Par exemple, le produit pilote de l'entreprise, un outil symbole de l'activité de
l'entreprise, des graphismes avec un animal (Ferrari), des graphismes avec un
végétal (Apple), des graphismes avec des éléments naturels comme la coquille,
les étoiles, les cristaux de neige, et des graphismes avec des fi gures (trident Club
Méditerranée, diligence Hermès).
La qualité d'un graphisme s'analyse selon deux critères : la qualité intrinsèque de la forme visuelle, son
équilibre, son accent, la relation fond / forme et la qualité extrinsèque, sa qualité fonctionnelle, reflet de
l'identité de l'organisation de son histoire et de son métier, son caractère distinctif. Un équilibre est à
trouver entre différenciation et nécessité de perception d'appartenance du signe à l'univers en question.

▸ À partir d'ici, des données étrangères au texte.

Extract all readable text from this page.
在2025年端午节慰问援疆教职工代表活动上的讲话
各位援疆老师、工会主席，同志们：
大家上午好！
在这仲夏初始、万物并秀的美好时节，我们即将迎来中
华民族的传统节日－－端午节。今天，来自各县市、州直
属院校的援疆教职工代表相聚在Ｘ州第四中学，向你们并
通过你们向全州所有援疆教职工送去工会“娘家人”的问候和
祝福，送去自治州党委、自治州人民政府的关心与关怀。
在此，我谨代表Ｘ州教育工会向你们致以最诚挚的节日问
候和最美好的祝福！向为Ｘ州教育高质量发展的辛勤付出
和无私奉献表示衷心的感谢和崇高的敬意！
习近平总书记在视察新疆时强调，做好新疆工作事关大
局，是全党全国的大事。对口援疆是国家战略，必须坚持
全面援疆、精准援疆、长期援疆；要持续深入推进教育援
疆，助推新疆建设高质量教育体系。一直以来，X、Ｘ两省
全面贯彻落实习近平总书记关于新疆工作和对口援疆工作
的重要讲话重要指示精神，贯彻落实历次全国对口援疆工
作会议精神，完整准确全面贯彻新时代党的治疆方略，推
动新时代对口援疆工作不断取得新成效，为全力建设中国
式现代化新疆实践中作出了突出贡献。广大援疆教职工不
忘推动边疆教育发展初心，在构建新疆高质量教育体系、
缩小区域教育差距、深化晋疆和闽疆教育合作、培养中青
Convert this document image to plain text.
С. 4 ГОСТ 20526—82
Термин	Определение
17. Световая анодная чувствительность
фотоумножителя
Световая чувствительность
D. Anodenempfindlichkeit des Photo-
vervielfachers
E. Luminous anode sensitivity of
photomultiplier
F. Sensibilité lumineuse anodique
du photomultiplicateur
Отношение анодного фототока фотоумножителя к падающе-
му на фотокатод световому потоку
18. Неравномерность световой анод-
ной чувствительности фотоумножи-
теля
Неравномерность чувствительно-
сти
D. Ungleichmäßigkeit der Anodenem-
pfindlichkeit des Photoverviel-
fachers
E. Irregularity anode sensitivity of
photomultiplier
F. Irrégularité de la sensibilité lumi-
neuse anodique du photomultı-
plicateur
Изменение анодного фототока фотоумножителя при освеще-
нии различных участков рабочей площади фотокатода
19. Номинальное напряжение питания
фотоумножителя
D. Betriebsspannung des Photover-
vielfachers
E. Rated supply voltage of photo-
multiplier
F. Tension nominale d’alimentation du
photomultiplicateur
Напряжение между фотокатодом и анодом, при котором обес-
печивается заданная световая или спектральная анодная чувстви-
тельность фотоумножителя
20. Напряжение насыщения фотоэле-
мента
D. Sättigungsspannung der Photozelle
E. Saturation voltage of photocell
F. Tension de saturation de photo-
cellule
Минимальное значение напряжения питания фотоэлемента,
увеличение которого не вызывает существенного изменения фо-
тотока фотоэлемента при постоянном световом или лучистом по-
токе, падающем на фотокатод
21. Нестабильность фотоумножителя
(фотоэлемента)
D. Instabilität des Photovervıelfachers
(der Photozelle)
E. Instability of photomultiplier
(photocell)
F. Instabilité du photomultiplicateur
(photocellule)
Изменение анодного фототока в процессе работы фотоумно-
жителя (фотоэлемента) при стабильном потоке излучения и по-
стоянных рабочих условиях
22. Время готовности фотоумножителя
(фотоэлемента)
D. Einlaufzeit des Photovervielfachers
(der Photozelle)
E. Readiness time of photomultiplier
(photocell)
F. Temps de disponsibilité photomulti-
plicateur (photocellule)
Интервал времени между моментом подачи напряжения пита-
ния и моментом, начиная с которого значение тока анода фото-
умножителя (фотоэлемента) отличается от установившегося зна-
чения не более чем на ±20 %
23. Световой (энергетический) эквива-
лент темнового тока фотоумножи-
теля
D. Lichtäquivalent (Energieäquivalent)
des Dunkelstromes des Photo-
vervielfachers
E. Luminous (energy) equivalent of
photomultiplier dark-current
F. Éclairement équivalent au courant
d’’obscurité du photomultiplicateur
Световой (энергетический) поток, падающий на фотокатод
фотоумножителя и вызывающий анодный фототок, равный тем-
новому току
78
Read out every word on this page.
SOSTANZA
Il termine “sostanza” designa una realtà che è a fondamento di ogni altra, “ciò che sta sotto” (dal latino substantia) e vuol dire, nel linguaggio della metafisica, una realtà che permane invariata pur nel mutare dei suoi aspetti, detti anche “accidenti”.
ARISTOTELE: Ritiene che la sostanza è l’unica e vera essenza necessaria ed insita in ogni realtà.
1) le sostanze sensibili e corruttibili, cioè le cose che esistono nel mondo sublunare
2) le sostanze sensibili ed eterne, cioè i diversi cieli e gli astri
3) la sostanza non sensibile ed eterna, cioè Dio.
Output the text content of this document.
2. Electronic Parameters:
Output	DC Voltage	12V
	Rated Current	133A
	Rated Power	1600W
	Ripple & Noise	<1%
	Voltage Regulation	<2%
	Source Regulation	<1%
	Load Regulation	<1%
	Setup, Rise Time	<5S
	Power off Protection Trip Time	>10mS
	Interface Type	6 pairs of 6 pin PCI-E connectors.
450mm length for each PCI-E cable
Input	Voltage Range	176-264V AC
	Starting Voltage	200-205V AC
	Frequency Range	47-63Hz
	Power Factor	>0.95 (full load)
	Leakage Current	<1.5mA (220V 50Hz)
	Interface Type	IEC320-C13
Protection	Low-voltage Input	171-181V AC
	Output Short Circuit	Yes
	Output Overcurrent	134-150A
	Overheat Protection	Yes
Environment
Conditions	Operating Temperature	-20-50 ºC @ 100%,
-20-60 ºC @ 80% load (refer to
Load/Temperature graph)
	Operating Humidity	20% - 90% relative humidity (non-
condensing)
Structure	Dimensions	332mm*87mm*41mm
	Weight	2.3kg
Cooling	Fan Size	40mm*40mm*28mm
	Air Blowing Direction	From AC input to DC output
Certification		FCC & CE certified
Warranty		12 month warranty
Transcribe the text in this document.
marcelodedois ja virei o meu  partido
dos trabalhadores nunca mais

Exemple le Crédit Agricole et le métier de la banque et son caractère systémique. La richesse d'un
graphisme peut s'apprécier par sa facilité d'utilisation et par ses possibilités de déclinaison publicitaire et
architecturale. Mais la qualité essentielle d'un graphisme est de communiquer les objectifs de
l'entreprise à son marché cible.
Le système d'identification visuelle est un programme qui relie des composantes visuelles d'une firme
d'une manière distinctive, cohérente et économique. La différence entre un système d'identification
visuelle et un graphisme réside dans la complexité et le nombre des supports d'utilisation du graphisme,
mais aussi dans la volonté de créer une cohérence par l'unicité du message et d'imposer des normes
graphiques à tous. Un livre de normes récapitule, sous forme de classeur, les différentes solutions
graphiques. Assez onéreux il présente cependant l'avantage de donner un caractère très officiel au
changement de graphisme. Les différents chapitres du livre de normes suivent l'inventaire de base de
l'espace visuel de l'entreprise : éléments de base du graphisme, papeterie, documentation promotionnelle
et technique, véhicules, communication bâtiments et produits. Une entreprise peut choisir de mettre
l'accent sur un chapitre du livre de normes selon sa stratégie et son métier. L'informatique permet
d'intégrer les normes graphiques directement dans les ordinateurs du personnel utilisateur.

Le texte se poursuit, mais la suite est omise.